Myth #7: He holds in his feelings too much.

This is often referred to as “The Boiler Theory of Men” – that men keep their emotions pent up inside and that in time they are bound to blow up. The truth is that most abusive men are actually quite the opposite in respect to their feelings, and they have an exaggerated idea of how important their feelings are. They talk about their feelings and act them out all the time, until those who are on the receiving end, their partners and children, are exhausted from it. It is not their feelings that are the problem, but their thinking and their attitudes about the feelings of others. They are too distant from their partner’s and children’s feelings rather than their own. This “boiler theory” appears to make sense because abusive men often follow a pattern of withdrawing, saying less and less, and then they appear to boil over and erupt in yelling, put-downs and other abusive behaviors. However the mounting tension is actually driven by his lack of empathy for the feelings of his partner and children, and then he gives himself permission to explode.

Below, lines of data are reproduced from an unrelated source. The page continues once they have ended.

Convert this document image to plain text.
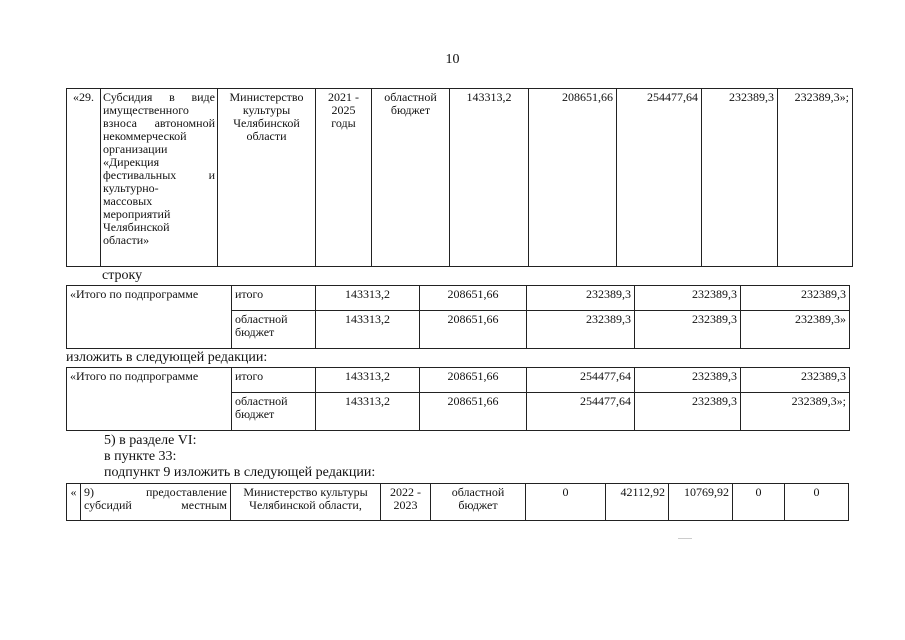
10
«29.	Субсидия в виде
имущественного
взноса автономной
некоммерческой
организации
«Дирекция
фестивальных и
культурно-
массовых
мероприятий
Челябинской
области»
	Министерство культуры Челябинской области	2021 - 2025 годы	областной бюджет	143313,2	208651,66	254477,64	232389,3	232389,3»;
строку
«Итого по подпрограмме	итого	143313,2	208651,66	232389,3	232389,3	232389,3
	областной бюджет	143313,2	208651,66	232389,3	232389,3	232389,3»
изложить в следующей редакции:
«Итого по подпрограмме	итого	143313,2	208651,66	254477,64	232389,3	232389,3
	областной бюджет	143313,2	208651,66	254477,64	232389,3	232389,3»;
5) в разделе VI:
в пункте 33:
подпункт 9 изложить в следующей редакции:
«	9) предоставление
субсидий местным
	Министерство культуры Челябинской области,	2022 - 2023	областной бюджет	0	42112,92	10769,92	0	0
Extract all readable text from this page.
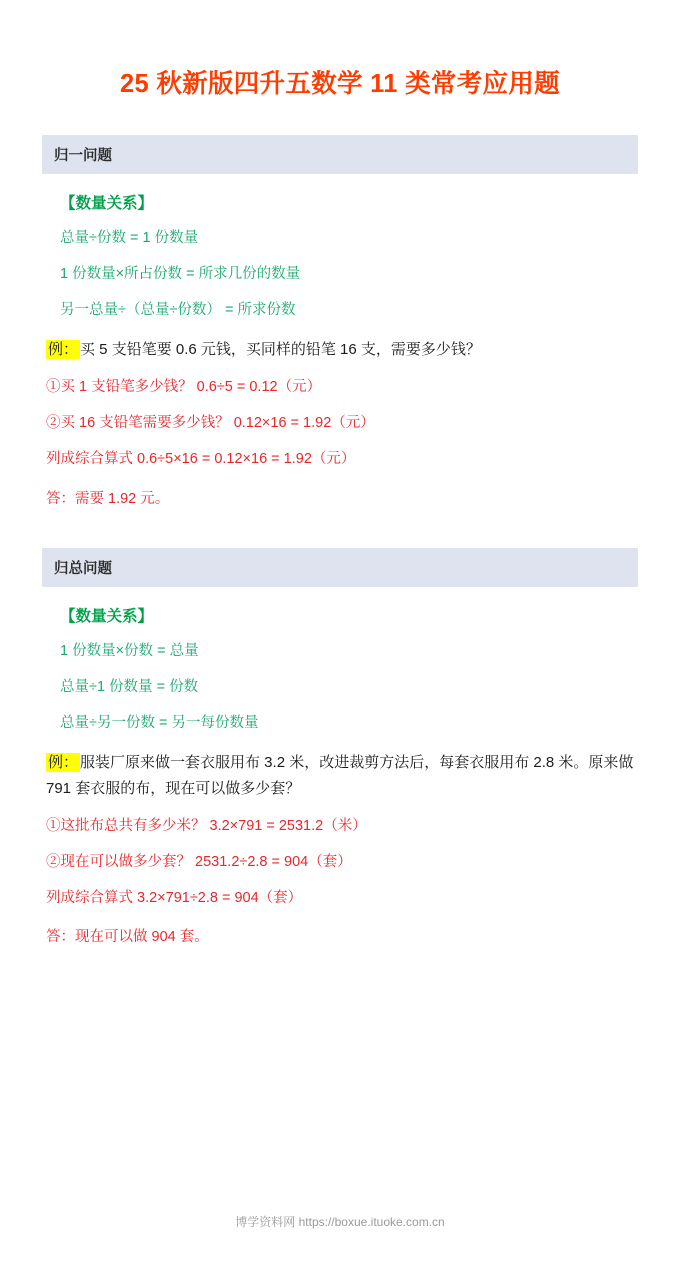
25 秋新版四升五数学 11 类常考应用题
归一问题
【数量关系】
总量÷份数 = 1 份数量
1 份数量×所占份数 = 所求几份的数量
另一总量÷（总量÷份数） = 所求份数
例： 买 5 支铅笔要 0.6 元钱，买同样的铅笔 16 支，需要多少钱？
①买 1 支铅笔多少钱？ 0.6÷5 = 0.12（元）
②买 16 支铅笔需要多少钱？ 0.12×16 = 1.92（元）
列成综合算式 0.6÷5×16 = 0.12×16 = 1.92（元）
答：需要 1.92 元。
归总问题
【数量关系】
1 份数量×份数 = 总量
总量÷1 份数量 = 份数
总量÷另一份数 = 另一每份数量
例： 服装厂原来做一套衣服用布 3.2 米，改进裁剪方法后，每套衣服用布 2.8 米。原来做 791 套衣服的布，现在可以做多少套？
①这批布总共有多少米？ 3.2×791 = 2531.2（米）
②现在可以做多少套？ 2531.2÷2.8 = 904（套）
列成综合算式 3.2×791÷2.8 = 904（套）
答：现在可以做 904 套。
博学资料网 https://boxue.ituoke.com.cn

Myth #8: He has an aggressive personality.

It is understandable why this would be an attractive myth to believe – if it were true it would make it much easier to women to decrease the chances of ending up in an abusive relationship. However, the majority of abusers are often quite responsible calm when dealing with affairs and people unrelated to their partners. For most abusers, but not all, they do not get aggressive with individuals other than their partners. This actually is a contributing factor to why many women stay feel trapped in abusive relationships – their partners are calm and gentle people outside of the home, it’s so hard to believe they could be so different behind closed doors. This is one of the manipulative, twisted aspects of abusive partners and it serves to ensure their partners will not reach out for support.

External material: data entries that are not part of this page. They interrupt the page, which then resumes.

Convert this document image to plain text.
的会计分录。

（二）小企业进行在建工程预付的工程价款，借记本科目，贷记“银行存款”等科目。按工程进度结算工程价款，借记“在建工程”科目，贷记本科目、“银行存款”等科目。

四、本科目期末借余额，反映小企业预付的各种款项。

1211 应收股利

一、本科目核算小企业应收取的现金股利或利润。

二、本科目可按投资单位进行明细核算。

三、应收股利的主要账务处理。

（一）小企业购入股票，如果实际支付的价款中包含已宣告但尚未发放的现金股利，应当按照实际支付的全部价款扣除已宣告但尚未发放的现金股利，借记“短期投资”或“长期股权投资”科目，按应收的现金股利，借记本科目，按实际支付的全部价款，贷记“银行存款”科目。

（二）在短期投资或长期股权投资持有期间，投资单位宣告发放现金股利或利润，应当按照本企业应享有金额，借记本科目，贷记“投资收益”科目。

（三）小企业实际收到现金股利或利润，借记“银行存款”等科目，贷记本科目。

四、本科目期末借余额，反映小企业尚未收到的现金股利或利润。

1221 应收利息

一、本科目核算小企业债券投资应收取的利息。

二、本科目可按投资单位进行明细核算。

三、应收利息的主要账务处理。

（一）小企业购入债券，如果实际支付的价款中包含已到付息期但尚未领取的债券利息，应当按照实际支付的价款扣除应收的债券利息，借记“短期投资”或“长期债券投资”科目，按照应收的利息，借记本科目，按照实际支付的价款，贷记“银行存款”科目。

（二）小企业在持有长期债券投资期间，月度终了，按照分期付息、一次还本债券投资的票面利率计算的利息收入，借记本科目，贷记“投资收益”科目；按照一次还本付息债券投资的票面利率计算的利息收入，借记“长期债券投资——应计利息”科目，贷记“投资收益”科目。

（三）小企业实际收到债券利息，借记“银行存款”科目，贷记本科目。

This myth is perpetuated by the societal stereotype that abusers are relatively uneducated and blue-collar men. This is not only an unfair stereotype of working-class men, it overlooks the fact that a college-educated or professional man has roughly the same likelihood of abusing his partner as anyone else. The truth is, the more educated the abuser is, the more knots he can tie in his partner’s mind, the better he is at getting her to put the blame on herself for his behavior, and the slicker he is at being able to persuade others that she is crazy. Also, and this is a very important point, the more socially powerful an abuser, the more powerful his abuse can be – he has more influence and has more pull in the public eye, and this makes it much more difficult for his partner to escape.

Myth #9: He has low self-esteem.

Many would like to believe that abusive behavior is the result of the abusive man feeling bad about himself, having low self-esteem. This misconception leads the victim to do what she can to boost his confidence. However, this only makes the problem worse. Abusive men expect being catered to, and the more positive attention they receive, the more they demand. Thus, the self-esteem myth is ultimately rewarding to the abuser – it gets his partner, his therapist and others involved to cater to him emotionally.

Myth #10: He is too angry.

Perhaps the most common myth about abusive men is that they have anger management problems, that they are abusive because they are unable to appropriately cope with and manage their anger. The cause and effect belief usually looks like this: He is abusive because he is angry. However, this is the reverse of the truth – he is angry because he is abusive. Everybody gets angry and most have, on occasion, gotten too angry, where their anger is out of proportion to an event or beyond what is healthy for them. Some get ulcers, hypertension and heart attacks as a result. However, these individuals do not necessarily abuse their partners. An abusive partner’s anger can be misleading, in that it diverts the attention away from all the disrespect, irresponsibility, lying, talking over you, and other abusive and controlling behaviors he displays, even when he isn’t particularly upset.